In Book 2, one of these masters, the blessed Moses, remembers a conversation about perfection that some of the elders had with the great Antony, the original desert master. Some thought perfection consisted chiefly in fasts and vigils. Others, in attaining contempt for all things. Others, in solitude. Others, in duties of love and hospitality. Finally, deep into the night, Antony "finally" speaks:
"All the things that you have mentioned are indeed necessary and useful for those who thirst for God and who desire to come to him. But the innumerable falls and experiences of many people do not at all permit us to attribute the highest grace to these things. For we often see that those who keep fasts and vigils most rigorously and who live far off in the solitude in wondrous fashion, who also deprive themselves of any belongings to such an extent that they do not so much as allow a single day's food or one denarius to be left over, and who even fulfill the demands of hospitality with the utmost devotion, are so suddenly deceived that they are unable to bring to a satisfactory conclusion the work that they have begun, and they cap off the highest fervor and a praiseworthy way of life with a disreputable end. Therefore we would be able to know clearly what was the best way to come to God if we carefully sought out the reason for the ruin and deception of these people. For although the works of the aforesaid virtues abounded in them, the lack of discretion by itself did not permit those works to endure to the end. Nor can another reason be found for their fall, except that they were less well instructed by the elders and were utterly unable to grasp the meaning of discretion, which avoids excess of any kind and teaches the monk always to proceed along the royal road and does not let him be inflated by virtues on the right hand - that is, in an excess of fervor to exceed the measure of a justifiable moderation by a foolish presumption - nor let him wander off to the vices on the left hand because of a weakness for pleasure - that is, under the pretext of controlling the body, to grow soft because of a contrary lukewarmness of spirit." (Cassian, 85)

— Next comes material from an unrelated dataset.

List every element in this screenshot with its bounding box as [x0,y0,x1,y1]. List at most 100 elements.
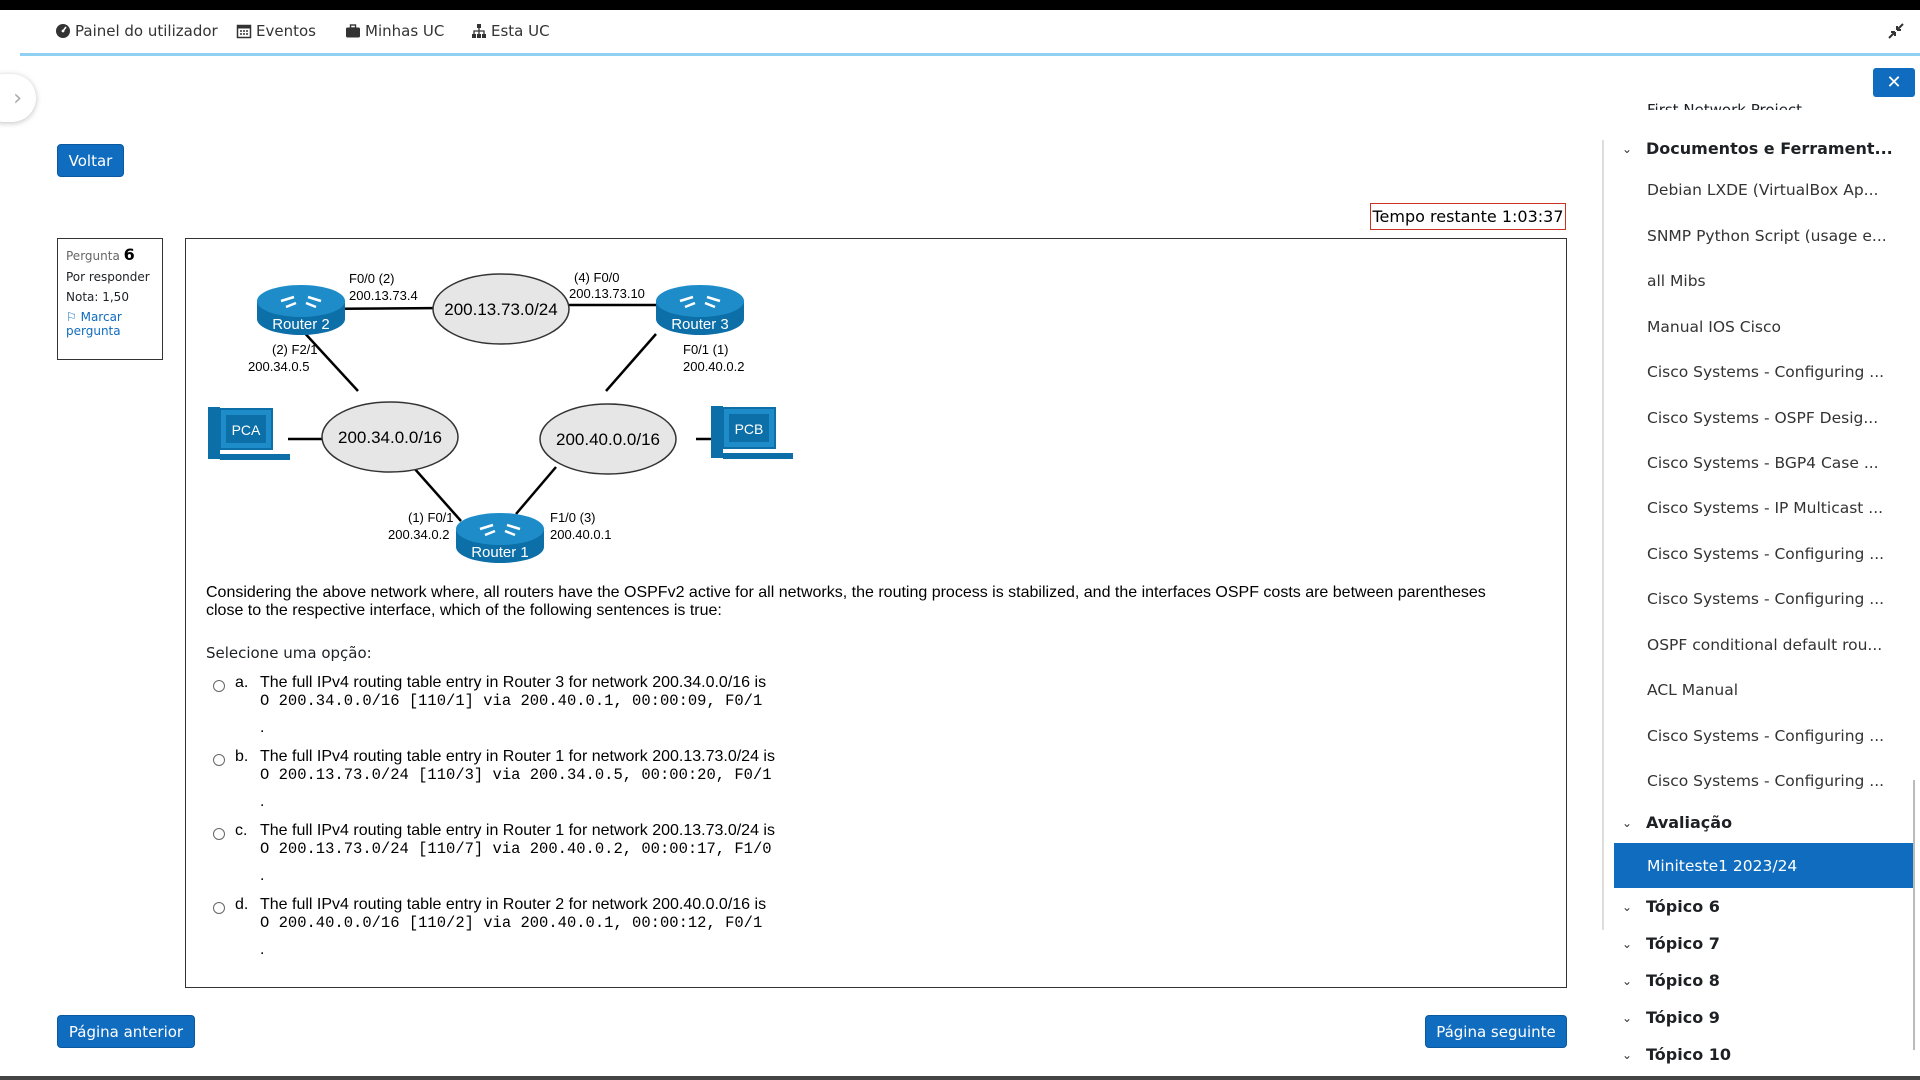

Antony depicts for us Jesus' narrow road as narrow because there is always the danger of the pendulum swing, that by avoiding one extreme too much, we end up falling into the opposite extreme, and even when we've fallen into both we can get stuck in a muddled, boring sense of moderation that is at root fearful of all future falls. This path is narrow indeed, where it seems we would constantly be teetering toward one fall or another! But the way of discretion remains the royal road for Antony, that for all its narrowness, royal because it is a glad road, freed from all extremes even the 'extreme' of moderation. Antony will go on to speak about the eye of the soul. This is key because the eye of the soul is on instruction, on wisdom, on the elders, and chiefly on Father, Son, and Holy Spirit. Above all, not on ourselves. To have discretion is to be wise, not because we are wise, but because we walk with the wise.